When compared globally, the contrast becomes clearer:

United States:

  • A unified system supported by strong federal agencies (NASA, DoD).  
  • Large, well-funded universities with autonomy.  
  • Rapid curriculum adaptation and strong industry–academia ties.

China:

  • Centralized strategic planning and massive investment.  
  • Rapid scaling of institutions and infrastructure.  
  • Strong alignment between academia, industry, and government.

Europe:

  • Fragmented national and regional systems.  
  • Smaller institutions with fewer resources.  
  • Fragmented and less efficient R&D investment.  
  • Slower curriculum updates and lower cohesion.

The conclusion is clear: Europe’s principal obstacle is not a lack of talent or expertise—it is the fragmentation that prevents it from acting with scale, speed, and strategic unity.

Q: What concrete steps should Europe take to ensure its aerospace engineering ecosystem remains competitive, innovative, and aligned with future industry needs?

Europe must pursue five strategic lines of action, all tied directly to addressing fragmentation and increasing innovation efficiency.

1. Reduce fragmentation through deeper European coordination

Harmonize accreditation, create faster pathways for joint degrees, and strengthen EU-level governance in aerospace education and research. Shared frameworks will allow programmes to adapt more quickly to technological change.

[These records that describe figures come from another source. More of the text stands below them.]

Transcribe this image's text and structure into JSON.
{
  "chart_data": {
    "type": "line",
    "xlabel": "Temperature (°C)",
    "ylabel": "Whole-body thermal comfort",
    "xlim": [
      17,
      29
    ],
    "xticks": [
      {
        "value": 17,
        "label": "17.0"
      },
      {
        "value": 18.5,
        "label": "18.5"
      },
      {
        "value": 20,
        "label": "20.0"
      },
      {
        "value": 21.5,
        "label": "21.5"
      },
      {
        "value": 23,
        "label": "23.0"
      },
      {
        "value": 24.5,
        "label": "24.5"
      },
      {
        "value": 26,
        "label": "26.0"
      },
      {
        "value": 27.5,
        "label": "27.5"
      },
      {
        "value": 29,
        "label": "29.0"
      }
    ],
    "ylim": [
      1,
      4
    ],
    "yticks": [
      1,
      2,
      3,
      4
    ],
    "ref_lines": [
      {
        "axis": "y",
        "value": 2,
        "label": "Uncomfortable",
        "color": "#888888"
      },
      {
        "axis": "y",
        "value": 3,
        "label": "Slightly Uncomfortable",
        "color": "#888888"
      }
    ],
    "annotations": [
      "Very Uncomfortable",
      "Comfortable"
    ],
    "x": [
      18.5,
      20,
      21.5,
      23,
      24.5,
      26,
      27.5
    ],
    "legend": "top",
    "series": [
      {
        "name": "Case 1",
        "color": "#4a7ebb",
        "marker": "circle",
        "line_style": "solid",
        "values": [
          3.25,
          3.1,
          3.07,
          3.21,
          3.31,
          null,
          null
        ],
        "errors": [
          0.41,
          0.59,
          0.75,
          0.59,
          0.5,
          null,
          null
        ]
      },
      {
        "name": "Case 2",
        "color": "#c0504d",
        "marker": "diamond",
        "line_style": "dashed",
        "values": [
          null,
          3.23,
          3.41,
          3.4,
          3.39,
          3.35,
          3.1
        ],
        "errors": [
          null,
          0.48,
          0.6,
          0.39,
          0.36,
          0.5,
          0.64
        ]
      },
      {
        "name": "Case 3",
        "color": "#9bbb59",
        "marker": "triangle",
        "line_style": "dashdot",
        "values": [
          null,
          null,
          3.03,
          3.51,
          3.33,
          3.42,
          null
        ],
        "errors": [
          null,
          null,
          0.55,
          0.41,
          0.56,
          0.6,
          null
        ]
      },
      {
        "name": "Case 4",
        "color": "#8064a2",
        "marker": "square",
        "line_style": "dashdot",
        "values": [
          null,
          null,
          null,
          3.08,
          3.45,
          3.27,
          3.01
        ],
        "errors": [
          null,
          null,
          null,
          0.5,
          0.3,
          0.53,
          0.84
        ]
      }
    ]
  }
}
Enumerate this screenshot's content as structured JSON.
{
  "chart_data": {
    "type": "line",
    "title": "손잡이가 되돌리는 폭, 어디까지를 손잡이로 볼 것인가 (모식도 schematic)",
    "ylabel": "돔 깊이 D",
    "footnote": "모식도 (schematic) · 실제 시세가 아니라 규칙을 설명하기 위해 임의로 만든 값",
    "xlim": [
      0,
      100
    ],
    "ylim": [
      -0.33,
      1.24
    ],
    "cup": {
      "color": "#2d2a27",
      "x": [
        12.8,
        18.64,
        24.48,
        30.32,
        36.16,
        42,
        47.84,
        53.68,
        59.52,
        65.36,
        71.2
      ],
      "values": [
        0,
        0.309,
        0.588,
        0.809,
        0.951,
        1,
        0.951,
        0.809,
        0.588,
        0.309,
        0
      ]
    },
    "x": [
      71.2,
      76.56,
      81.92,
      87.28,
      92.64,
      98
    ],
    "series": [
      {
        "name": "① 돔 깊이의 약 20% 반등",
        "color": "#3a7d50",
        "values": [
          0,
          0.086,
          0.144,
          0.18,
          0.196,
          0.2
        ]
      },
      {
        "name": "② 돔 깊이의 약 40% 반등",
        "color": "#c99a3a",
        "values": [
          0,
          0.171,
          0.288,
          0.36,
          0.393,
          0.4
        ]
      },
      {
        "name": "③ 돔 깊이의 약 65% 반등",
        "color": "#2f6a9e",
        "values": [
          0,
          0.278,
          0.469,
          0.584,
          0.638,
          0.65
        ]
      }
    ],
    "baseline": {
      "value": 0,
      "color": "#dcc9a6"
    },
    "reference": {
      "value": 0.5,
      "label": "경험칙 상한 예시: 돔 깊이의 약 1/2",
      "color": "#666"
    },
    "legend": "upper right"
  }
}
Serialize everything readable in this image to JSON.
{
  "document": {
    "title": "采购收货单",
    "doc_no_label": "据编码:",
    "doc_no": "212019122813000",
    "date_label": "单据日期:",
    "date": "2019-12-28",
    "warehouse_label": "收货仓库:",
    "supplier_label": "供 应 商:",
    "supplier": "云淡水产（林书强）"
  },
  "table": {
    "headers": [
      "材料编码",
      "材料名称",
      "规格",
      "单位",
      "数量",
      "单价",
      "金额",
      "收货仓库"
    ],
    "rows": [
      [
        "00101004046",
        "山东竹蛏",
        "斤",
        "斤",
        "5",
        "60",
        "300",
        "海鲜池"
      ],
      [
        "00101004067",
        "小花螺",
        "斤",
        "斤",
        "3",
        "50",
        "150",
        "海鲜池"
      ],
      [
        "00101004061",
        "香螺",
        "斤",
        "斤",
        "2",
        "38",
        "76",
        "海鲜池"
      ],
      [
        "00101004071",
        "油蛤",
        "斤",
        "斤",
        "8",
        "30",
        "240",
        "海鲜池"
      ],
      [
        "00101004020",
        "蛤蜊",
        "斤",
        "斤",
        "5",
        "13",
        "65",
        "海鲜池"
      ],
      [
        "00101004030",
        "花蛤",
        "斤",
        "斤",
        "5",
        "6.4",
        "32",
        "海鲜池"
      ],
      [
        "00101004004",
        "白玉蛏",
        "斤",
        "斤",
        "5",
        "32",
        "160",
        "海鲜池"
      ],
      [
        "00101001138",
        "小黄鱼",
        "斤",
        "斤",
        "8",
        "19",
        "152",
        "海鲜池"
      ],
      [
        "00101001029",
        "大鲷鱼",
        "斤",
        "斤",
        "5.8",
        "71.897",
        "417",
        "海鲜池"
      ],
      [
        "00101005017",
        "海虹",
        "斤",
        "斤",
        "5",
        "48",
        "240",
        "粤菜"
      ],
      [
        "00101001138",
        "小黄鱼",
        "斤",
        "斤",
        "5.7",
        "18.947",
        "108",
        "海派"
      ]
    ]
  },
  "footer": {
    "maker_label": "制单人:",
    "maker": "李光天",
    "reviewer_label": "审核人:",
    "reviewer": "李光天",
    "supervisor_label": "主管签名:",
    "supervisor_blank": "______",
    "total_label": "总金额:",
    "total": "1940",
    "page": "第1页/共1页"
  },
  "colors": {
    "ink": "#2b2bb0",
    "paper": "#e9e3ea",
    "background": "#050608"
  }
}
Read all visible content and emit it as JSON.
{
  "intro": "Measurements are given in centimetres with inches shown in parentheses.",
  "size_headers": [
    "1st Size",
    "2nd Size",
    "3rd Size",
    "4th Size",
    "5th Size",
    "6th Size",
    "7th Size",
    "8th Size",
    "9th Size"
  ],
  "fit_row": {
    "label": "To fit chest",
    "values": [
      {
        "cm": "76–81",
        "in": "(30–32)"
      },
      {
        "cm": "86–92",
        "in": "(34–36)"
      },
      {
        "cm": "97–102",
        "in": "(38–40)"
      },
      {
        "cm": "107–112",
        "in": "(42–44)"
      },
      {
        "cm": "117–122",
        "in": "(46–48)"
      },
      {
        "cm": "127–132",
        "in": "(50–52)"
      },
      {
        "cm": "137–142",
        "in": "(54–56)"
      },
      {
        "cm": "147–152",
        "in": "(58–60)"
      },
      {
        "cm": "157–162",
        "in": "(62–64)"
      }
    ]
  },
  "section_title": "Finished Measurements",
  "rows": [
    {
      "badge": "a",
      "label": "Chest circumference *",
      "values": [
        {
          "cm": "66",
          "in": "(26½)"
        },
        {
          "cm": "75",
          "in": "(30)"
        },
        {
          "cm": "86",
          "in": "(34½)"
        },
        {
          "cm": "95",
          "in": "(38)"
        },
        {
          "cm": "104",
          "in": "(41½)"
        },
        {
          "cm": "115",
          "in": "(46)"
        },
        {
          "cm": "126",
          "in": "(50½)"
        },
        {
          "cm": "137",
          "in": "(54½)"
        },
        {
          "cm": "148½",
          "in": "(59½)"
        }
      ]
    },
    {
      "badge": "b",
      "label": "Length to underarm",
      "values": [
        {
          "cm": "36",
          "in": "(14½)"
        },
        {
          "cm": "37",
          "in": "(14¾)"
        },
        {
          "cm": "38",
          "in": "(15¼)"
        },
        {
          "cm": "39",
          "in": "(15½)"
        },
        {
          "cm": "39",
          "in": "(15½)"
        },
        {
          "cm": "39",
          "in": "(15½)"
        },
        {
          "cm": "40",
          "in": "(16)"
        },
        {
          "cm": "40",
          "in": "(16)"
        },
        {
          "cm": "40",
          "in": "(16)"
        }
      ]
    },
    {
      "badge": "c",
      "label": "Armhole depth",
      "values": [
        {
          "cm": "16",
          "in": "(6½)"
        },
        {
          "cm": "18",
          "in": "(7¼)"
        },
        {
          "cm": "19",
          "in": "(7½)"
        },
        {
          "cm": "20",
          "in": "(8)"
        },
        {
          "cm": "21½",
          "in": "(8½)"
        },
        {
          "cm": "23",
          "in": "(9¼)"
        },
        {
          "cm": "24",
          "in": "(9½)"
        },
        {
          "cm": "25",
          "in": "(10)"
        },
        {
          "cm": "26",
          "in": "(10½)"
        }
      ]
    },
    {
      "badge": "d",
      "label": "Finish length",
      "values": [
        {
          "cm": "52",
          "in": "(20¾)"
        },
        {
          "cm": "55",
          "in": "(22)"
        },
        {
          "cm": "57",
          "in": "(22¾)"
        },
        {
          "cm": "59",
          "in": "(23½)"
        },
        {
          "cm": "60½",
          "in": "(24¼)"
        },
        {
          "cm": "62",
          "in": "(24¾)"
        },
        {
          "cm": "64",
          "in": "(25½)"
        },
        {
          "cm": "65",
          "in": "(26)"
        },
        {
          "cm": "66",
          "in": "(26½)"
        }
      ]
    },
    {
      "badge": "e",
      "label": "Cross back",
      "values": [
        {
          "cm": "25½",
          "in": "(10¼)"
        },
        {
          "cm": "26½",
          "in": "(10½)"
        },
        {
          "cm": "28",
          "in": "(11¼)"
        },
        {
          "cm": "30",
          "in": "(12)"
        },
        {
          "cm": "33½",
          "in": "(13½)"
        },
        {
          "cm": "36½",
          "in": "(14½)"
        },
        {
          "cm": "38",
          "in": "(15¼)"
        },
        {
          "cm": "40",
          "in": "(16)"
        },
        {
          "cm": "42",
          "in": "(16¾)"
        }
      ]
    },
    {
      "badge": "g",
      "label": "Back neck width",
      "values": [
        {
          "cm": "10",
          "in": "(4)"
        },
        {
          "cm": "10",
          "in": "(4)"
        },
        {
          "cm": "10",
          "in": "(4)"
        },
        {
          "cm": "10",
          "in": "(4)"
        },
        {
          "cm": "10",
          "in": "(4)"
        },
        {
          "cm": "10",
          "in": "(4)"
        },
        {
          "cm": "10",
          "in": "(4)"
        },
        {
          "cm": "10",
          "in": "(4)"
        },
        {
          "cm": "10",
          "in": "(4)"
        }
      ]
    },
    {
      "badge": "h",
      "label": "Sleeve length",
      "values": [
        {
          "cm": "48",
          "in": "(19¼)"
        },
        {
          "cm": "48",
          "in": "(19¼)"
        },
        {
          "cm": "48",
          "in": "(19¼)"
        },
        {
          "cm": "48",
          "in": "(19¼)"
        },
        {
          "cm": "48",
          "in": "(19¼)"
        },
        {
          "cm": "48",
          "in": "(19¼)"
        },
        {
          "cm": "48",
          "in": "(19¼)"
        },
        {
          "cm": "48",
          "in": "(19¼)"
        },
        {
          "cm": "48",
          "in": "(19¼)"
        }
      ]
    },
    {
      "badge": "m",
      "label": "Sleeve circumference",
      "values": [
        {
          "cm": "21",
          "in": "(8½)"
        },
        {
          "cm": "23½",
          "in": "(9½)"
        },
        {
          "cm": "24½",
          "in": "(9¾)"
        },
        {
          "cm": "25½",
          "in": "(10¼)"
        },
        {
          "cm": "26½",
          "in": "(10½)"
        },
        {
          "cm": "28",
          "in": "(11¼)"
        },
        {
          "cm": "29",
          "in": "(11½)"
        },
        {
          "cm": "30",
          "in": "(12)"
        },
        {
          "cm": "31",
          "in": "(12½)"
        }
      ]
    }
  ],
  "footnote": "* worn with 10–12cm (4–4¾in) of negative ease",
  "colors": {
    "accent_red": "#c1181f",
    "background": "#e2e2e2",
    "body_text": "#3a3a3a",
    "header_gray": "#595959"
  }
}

2. Consolidate infrastructure and pool resources

Europe must create large, shared testbeds and digital-experimental platforms instead of maintaining many small, sub-critical facilities. This is essential to match the scale seen in the USA and China.

3. Increase and rationalize R&D investment

Europe must invest more and invest smarter. Fragmentation dilutes impact; cross-border coordinated programmes can significantly increase efficiency.

4. Expand and institutionalize high-TRL collaboration between universities and industry

Engineering universities must become full partners in TRL 4–7 research. They should engage in demonstrators, prototyping, system integration, and operational validation. This strengthens educational quality and boosts Europe’s industrial competitiveness.

5. Strengthen lifelong learning across Europe

Flexible micro-credentials, modular EU-wide learning platforms, and industry-integrated training will allow engineers to update skills at the pace demanded by technological change.

Finally, Europe must reaffirm the broader mission of universities: to combine intellectual freedom and critical inquiry with responsiveness to societal and industrial needs. This balance is essential for Europe’s competitiveness and cultural identity.

Ultimately, Europe’s preparedness will depend not only on technological upgrades but also on cultural, institutional, and pedagogical evolution.